Se dio la vuelta y, dejando atrás al anciano, comenzó a andar en dirección contraria a las colinas, hacia el gran desierto de arena que se extendía al sur.
—Ése no es el camino —dijo él.
Ferro se detuvo y le miró entrecerrando los ojos para protegerse del intenso sol.
—¿No decía que venían soldados?
Los ojos de Yulwei chispearon.
—Hay muchas formas de pasar desapercibido, incluso en un sitio como éste.
Ferro volvió la vista hacia la llanura pelada que se extendía hacia el norte. En esa dirección estaba Gurkhul. No se veía ni una colina, ni un árbol, casi ni un arbusto. Ningún lugar donde ocultarse.
—¿Desapercibido incluso para un Devorador?
El anciano se rió.
—Sobre todo para esos puercos arrogantes. No son ni la mitad de listos de lo que ellos se creen. ¿Cómo piensas que he conseguido llegar hasta aquí si no? Pasé por en medio de ellos, entre ellos, alrededor de ellos, yo voy adonde me place, y llevo conmigo a quién quiero.
Ferro se hizo sombra con la palma de la mano y oteó el sur. Las arenas del desierto se perdían en la distancia. Mal que bien se las había arreglado para sobrevivir en las estepas, pero, ¿podría hacerlo en ese crisol de arenas cambiantes y calor implacable?
El anciano pareció leerle los pensamientos.

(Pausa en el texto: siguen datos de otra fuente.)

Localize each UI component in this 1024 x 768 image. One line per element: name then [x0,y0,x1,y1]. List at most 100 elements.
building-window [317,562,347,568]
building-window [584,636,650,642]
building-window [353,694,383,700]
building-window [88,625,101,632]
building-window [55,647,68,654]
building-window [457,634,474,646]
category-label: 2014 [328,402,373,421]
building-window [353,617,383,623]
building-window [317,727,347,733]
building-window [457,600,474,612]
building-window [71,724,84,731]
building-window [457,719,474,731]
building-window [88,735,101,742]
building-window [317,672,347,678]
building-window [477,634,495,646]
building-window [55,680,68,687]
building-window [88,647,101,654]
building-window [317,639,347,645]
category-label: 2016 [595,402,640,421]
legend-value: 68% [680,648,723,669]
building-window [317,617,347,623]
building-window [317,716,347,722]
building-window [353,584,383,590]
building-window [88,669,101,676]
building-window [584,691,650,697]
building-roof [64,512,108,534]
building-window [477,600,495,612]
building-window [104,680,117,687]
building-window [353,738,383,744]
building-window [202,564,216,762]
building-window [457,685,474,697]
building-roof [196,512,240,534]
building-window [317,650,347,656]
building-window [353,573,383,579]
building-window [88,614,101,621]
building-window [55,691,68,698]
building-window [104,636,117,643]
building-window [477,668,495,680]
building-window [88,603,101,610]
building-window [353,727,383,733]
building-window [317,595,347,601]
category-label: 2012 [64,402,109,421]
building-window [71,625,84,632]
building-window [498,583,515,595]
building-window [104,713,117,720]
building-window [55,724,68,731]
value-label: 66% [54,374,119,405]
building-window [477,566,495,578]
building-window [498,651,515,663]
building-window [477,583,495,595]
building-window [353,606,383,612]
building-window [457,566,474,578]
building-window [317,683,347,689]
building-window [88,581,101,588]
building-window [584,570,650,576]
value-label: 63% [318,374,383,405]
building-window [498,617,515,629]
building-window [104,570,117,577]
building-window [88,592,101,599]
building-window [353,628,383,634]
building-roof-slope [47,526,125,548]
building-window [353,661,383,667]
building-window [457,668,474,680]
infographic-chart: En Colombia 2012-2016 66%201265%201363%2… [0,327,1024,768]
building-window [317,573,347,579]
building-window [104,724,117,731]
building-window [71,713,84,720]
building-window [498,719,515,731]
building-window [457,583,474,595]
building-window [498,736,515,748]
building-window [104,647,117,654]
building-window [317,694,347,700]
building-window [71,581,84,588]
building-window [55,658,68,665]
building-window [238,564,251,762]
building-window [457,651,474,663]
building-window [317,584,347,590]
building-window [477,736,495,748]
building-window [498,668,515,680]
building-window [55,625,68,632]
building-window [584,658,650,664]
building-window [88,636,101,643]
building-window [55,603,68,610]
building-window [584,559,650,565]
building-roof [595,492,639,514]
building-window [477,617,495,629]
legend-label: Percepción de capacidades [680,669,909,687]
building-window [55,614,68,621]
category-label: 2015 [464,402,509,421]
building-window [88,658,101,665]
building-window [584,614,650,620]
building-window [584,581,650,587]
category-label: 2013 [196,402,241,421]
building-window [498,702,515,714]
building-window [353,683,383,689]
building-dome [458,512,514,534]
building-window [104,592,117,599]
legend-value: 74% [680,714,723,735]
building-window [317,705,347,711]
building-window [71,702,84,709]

—Las arenas son interminables. Yo las he cruzado alguna vez. Puede hacerse. Pero tú no lo lograrías.
Aquel viejo tenía razón. Ferro era tan fibrosa y resistente como un buen arco, pero eso sólo significaba que estaría más tiempo vagando sin rumbo antes de caer rendida sobre la arena. Puestos a morir, el desierto estaba mejor que la jaula frente al palacio, aunque tampoco mucho mejor. Y ella quería seguir viva.
Aún le quedaban algunas cosas que hacer.
El viejo seguía sentado con las piernas cruzadas, mirándola con una sonrisa. ¿Qué era ese tipo? Ferro no se fiaba de nadie, pero, si aquel hombre hubiera tenido la intención de entregarla al Emperador, podría haberla derribado de un golpe en la cabeza mientras estuvo cavando, en vez de haber proclamado a los cuatro vientos su presencia. Además, tenía poderes mágicos, bien lo había comprobado ella, y contar con una oportunidad, por pequeña que fuera, era mejor que no tener ninguna.
Pero ¿qué le pediría a cambio? El mundo jamás le había dado nada gratis y no creía que fuera a empezar a hacerlo ahora. Ferro entornó los ojos.
—¿Qué es lo que quiere de mí, eh, Yulwei?
El anciano soltó una carcajada. Aquellas risas empezaban a resultar bastante cargantes.
—Digamos, simplemente, que si te guío te habré hecho un favor. Y que, más adelante, tú puedes devolvérmelo haciéndome otro.
La respuesta era bastante parca en detalles, pero cuando lo que está en juego es la propia vida hay que tomar lo que a uno se le ofrece. No le hacía ninguna gracia ponerse en manos de otra persona, pero no parecía tener otra opción. Al menos, si quería prolongar su vida una semana más.